Israel: Security officials in Cairo for Hamas prisoner exchange talks
An Israeli security delegation visited the Egyptian capital of Cairo on Wednesday for talks about a "truce" with Hamas in the Gaza Strip and a possible prisoner exchange with the movement, according to Kan news.
The Israeli news channel said that the officials would meet with Egyptian counterparts and focus on a prisoner swap with Hamas.
Egypt has played a vital role as a mediator since the May flare-up between Israel and the Palestinian armed factions of Hamas and Islamic Jihad, securing a ceasefire after almost two weeks of fighting.
There are currently 4,650 Palestinian prisoners inside Israeli jails. Hamas has captured four Israelis since 2014, two of them soldiers.
On Sunday, a delegation of high-ranking Hamas leaders visited Cairo, including Ismail Haniyeh, the head of Hamas's political bureau, Yahya Sinwar, the head of Hamas in Gaza, his deputy Saleh al-Arouri, and the head of the external bureau Khaled Mashal.
On Wednesday, Hamas said in a statement that its representatives had met with Abbas Kamel, the head of Egyptian intelligence, and had discussed the prisoner exchange issue. It added that Egypt's role is crucial in reaching a deal with Israel, though the dossier remains at a "standstill".

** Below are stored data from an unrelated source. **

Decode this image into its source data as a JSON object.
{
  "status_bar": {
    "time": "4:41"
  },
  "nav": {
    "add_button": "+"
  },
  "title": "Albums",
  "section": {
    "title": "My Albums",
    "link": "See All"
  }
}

The meeting, details of which remain secret, was held at the country's intelligence headquarters in Cairo.
Besides a possible prisoner exchange, Hamas also said that it discussed Palestinian internal matters with Egyptian officials, including tensions with the Fatah movement and the Palestinian Authority (PA) in the occupied West Bank.
The Hamas group also discussed the reconstruction of the Gaza Strip after May's devastating war, during which at least 292 Palestinians were killed, including at least 71 children and 45 women, while 13 died in Israel.
A 'bold operation'
In May, Egypt's President Abdul Fattah el-Sisi pledged $500m to help the reconstruction of the Gaza Strip in the wake of the Israeli assault, and in early June Egyptian construction equipment began to enter the enclave.

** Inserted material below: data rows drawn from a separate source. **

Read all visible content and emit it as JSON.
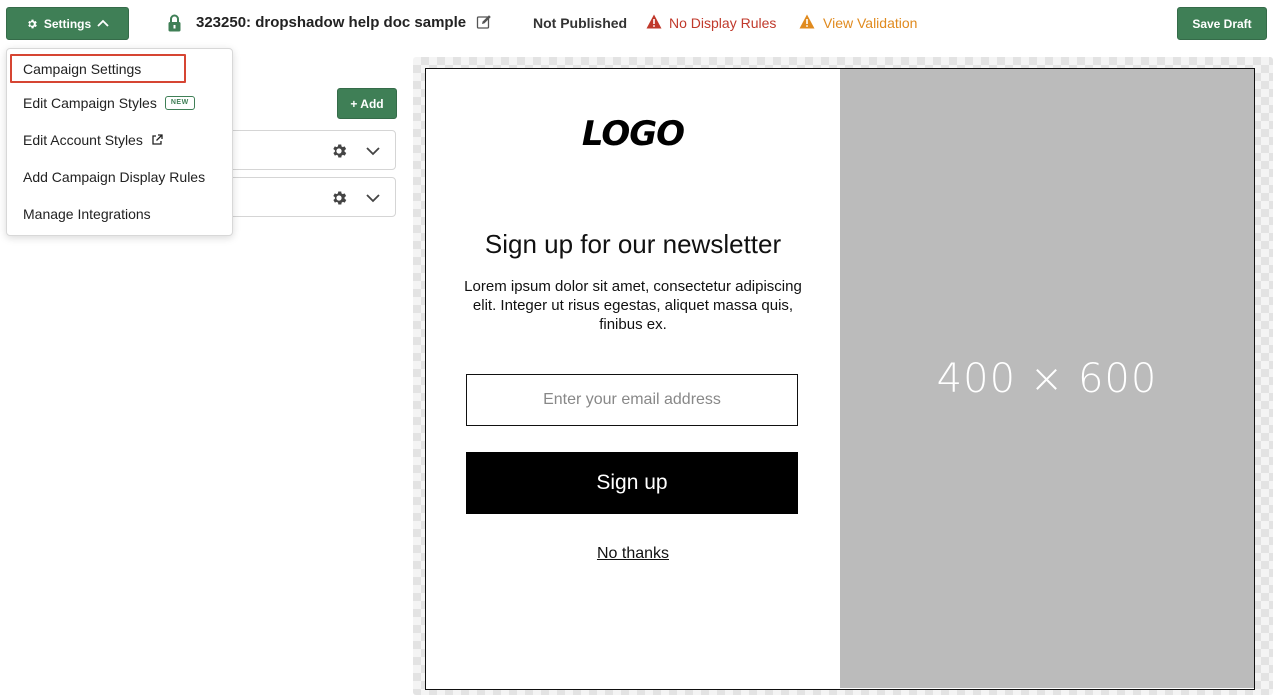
{
  "header": {
    "settings_label": "Settings",
    "campaign_title": "323250: dropshadow help doc sample",
    "publish_status": "Not Published",
    "display_rules_warning": "No Display Rules",
    "validation_warning": "View Validation",
    "save_label": "Save Draft"
  },
  "settings_menu": {
    "items": [
      {
        "label": "Campaign Settings"
      },
      {
        "label": "Edit Campaign Styles",
        "badge": "NEW"
      },
      {
        "label": "Edit Account Styles"
      },
      {
        "label": "Add Campaign Display Rules"
      },
      {
        "label": "Manage Integrations"
      }
    ]
  },
  "left_panel": {
    "add_label": "+ Add"
  },
  "preview": {
    "logo_text": "LOGO",
    "headline": "Sign up for our newsletter",
    "body": "Lorem ipsum dolor sit amet, consectetur adipiscing elit. Integer ut risus egestas, aliquet massa quis, finibus ex.",
    "email_placeholder": "Enter your email address",
    "signup_label": "Sign up",
    "decline_label": "No thanks",
    "image_placeholder": "400 × 600"
  },
  "colors": {
    "primary_green": "#3f7f56",
    "error_red": "#c0392b",
    "warning_orange": "#e08a1e",
    "highlight_border": "#d64533"
  },
  "icons": {
    "settings": "gear-icon",
    "caret": "chevron-up-icon",
    "lock": "lock-icon",
    "edit": "pencil-icon",
    "warning": "warning-triangle-icon",
    "external": "external-link-icon",
    "row_settings": "gear-icon",
    "row_expand": "chevron-down-icon"
  }
}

A source with knowledge of the Hamas talks in Cairo told Al-Jazeera that a prisoner exchange deal with Israel would be "complicated", as Prime Minister Naftali Bennett's government is "weak".
Bennett's fragile coalition government, formed in June, is composed of parties with little in common as well as ideologically divergent views on the Israel-Palestine conflict.

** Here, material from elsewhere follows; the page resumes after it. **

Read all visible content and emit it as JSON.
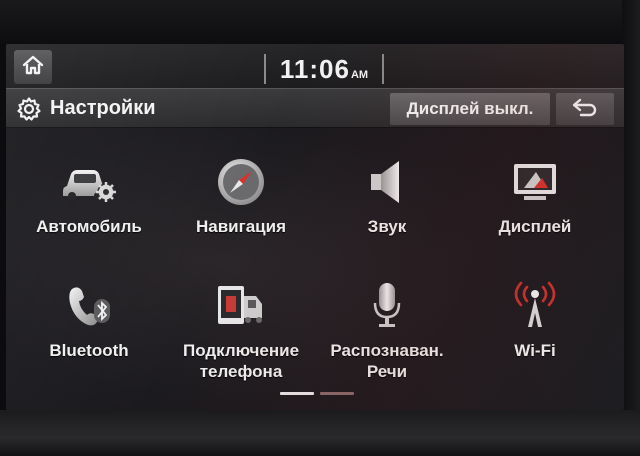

However, Bennett's government has been focusing its efforts on releasing Israelis captured by Hamas, according to Hebrew media, and recently attempted to locate the remains of Ron Arad, who has been missing since his plane went down over Lebanon during a 1986 bombing raid and is presumed dead.
On Tuesday, Israel's external espionage arm, the Mossad, reportedly carried out two operations in Lebanon and Syria in an effort to locate the whereabouts of his remains.
Bennett hailed the mission of the Mossad in a parliamentary speech as a "courageous" and "complex, wide-ranging and bold operation".